Parece que el "pistoletazo de salida" del verano se ha adelantado este año, y no precisamente por el buen tiempo.
Ya tenemos aquí el primer caso de balconing de la temporada y, viendo cómo suben las temperaturas, parece que el cambio climático no solo derrite glaciares, sino que también les fríe las neuronas a algunos antes de tiempo.
Es como si el calor activara un resorte de estupidez colectiva que empuja a ciertos turistas a creer que son inmortales en cuanto pisan suelo mallorquín.
Es agotador.
Cada año la misma historia: alcohol a precio de saldo, esa sensación de que "en España todo vale" y un desprecio absoluto por la propia vida.
Lo de los ingleses y alemanes en Magaluf o el Arenal ya no es solo una cuestión de mala imagen; es una falta de respeto a una isla que les da todo y a unos servicios de emergencia que tienen que lidiar con el drama de recoger los pedazos de alguien que pensó que saltar desde un tercer piso a la piscina era una gran idea para Instagram.
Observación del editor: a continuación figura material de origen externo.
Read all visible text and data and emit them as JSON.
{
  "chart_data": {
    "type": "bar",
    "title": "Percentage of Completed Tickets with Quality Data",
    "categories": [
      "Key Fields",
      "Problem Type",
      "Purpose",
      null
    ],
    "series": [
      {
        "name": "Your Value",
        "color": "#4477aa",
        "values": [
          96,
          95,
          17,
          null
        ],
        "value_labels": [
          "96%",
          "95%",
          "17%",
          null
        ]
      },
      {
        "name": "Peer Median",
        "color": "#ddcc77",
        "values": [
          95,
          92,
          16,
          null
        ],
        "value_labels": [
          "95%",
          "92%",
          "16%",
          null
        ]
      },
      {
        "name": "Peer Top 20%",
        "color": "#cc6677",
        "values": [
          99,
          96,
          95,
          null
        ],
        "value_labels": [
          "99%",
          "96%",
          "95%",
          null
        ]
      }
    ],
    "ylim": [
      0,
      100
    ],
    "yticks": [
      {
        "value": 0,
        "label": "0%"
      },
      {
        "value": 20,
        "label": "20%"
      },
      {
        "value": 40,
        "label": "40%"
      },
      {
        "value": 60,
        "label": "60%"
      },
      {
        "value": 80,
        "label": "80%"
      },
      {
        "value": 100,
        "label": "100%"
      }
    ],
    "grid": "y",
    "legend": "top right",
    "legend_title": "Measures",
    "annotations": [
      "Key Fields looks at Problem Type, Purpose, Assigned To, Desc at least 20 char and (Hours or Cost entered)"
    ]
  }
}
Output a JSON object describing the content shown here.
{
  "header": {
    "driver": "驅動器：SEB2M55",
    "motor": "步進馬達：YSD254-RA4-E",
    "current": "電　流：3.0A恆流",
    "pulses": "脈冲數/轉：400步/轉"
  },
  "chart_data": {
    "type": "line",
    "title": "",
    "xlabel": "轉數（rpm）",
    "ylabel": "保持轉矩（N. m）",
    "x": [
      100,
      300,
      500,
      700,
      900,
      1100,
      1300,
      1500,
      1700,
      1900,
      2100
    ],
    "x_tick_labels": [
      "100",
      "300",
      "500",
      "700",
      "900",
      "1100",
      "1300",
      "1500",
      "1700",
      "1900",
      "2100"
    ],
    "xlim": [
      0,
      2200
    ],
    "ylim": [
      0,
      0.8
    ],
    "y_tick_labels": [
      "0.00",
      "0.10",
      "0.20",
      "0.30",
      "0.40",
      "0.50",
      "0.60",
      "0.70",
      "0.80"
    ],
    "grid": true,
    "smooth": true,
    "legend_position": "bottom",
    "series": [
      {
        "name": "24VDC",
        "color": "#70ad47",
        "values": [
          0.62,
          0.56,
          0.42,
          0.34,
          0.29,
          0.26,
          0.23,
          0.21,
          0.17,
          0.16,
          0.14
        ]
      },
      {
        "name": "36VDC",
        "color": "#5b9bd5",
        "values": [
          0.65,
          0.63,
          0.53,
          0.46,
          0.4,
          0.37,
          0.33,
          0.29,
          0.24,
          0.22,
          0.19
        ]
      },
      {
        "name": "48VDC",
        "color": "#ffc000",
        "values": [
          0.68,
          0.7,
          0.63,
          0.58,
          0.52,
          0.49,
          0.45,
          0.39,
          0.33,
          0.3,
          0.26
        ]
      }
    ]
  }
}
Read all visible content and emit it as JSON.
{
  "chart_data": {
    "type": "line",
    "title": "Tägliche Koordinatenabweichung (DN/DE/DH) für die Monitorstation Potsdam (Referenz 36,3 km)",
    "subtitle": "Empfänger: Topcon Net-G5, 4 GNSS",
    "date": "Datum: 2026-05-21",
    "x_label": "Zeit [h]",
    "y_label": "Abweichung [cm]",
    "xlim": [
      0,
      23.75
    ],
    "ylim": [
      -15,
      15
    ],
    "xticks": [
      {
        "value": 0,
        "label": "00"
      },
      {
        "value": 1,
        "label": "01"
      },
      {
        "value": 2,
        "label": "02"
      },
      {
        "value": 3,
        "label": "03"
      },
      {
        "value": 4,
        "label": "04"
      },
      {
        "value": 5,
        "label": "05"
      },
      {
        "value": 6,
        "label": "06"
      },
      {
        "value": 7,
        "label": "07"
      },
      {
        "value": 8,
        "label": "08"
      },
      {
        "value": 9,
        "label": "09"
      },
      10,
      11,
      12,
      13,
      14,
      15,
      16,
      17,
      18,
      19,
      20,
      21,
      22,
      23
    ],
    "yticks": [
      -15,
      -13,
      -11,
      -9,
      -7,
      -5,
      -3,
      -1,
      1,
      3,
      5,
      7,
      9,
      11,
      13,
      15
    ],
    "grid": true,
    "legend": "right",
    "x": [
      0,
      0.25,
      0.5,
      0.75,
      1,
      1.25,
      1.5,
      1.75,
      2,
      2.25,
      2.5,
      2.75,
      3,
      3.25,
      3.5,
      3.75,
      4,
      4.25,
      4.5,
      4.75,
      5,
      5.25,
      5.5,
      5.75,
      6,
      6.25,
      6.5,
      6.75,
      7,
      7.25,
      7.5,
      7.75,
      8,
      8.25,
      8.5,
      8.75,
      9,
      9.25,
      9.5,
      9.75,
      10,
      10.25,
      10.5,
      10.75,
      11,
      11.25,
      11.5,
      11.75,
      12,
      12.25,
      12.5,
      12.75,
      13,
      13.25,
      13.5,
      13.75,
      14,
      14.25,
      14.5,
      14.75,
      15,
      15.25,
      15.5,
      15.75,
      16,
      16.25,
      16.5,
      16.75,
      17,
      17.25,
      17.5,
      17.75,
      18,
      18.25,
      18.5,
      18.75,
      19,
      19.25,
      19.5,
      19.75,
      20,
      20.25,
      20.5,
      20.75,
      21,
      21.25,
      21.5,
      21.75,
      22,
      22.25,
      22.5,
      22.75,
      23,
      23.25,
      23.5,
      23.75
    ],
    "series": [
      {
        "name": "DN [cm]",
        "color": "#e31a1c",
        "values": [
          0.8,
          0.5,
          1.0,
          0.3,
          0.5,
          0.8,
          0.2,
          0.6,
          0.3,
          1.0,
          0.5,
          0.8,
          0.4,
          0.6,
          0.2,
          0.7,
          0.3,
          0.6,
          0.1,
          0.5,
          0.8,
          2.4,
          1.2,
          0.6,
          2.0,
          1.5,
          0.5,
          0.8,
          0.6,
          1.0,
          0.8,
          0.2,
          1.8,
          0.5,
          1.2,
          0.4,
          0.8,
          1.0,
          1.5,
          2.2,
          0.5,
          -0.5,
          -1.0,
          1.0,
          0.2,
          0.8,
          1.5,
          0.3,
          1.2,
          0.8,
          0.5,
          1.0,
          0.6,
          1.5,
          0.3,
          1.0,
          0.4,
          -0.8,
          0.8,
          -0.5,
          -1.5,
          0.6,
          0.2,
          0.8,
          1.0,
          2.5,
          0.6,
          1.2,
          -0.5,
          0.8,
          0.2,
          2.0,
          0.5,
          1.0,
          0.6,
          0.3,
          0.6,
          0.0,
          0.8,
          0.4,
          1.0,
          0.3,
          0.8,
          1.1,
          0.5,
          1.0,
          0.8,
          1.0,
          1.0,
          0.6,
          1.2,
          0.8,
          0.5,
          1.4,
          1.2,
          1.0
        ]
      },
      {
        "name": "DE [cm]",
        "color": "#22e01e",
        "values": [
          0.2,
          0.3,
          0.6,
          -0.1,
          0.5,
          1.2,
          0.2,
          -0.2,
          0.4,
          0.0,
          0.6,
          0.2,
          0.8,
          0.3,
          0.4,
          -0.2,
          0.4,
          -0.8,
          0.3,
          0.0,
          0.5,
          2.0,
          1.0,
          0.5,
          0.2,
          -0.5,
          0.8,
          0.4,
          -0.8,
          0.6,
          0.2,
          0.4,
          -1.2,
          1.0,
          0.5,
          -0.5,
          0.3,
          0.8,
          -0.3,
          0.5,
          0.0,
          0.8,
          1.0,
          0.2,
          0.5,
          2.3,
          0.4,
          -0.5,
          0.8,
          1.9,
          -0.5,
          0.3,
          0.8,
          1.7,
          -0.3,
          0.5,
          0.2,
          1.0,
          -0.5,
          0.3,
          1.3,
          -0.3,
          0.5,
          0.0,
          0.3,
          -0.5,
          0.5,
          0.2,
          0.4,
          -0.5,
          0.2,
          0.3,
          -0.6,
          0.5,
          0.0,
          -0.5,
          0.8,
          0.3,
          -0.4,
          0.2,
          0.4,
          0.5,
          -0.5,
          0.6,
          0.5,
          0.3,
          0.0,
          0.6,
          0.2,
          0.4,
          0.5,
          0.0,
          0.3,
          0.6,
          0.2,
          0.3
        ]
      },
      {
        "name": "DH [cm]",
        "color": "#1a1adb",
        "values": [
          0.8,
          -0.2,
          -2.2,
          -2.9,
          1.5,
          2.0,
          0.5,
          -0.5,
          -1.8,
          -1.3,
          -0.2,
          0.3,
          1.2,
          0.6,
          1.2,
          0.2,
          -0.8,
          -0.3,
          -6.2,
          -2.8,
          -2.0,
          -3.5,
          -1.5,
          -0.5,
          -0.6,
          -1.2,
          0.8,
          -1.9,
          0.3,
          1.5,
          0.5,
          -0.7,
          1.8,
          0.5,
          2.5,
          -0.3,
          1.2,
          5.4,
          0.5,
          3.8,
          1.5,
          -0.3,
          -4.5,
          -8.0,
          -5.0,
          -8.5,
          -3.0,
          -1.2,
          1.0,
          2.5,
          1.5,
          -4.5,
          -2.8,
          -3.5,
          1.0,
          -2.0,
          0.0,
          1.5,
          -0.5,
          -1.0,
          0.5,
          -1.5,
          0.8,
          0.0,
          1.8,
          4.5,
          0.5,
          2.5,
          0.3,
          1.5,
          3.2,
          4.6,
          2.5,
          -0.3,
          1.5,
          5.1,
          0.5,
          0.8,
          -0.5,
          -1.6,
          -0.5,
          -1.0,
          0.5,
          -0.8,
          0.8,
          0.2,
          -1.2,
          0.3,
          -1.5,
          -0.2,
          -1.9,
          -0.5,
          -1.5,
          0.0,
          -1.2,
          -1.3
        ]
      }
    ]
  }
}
Sinceramente, te hace reflexionar sobre qué tipo de vacío intentan llenar con esa adrenalina barata.
No vienen a disfrutar del Mediterráneo, vienen a huir de sus vidas grises a base de excesos, pero se pasan de frenada.
Y lo peor es que, mientras haya negocios que se forran con este modelo de "todo a cien", el cambio de chip va a ser lento.
El balconing es el síntoma de un turismo que nos sobra, de gente que no sabe divertirse sin jugarse el cuello y que nos obliga a todos a normalizar lo que es, básicamente, una tragedia evitable.
A ver si de una vez las multas de 60.000 euros empiezan a picar de verdad y entienden que Mallorca no es un parque temático para descerebrados.
Menos saltos al vacío y más respeto, que ya bastante tenemos con lo nuestro como para andar cuidando a críos de 20 o 30 años que no distinguen un balcón de un trampolín.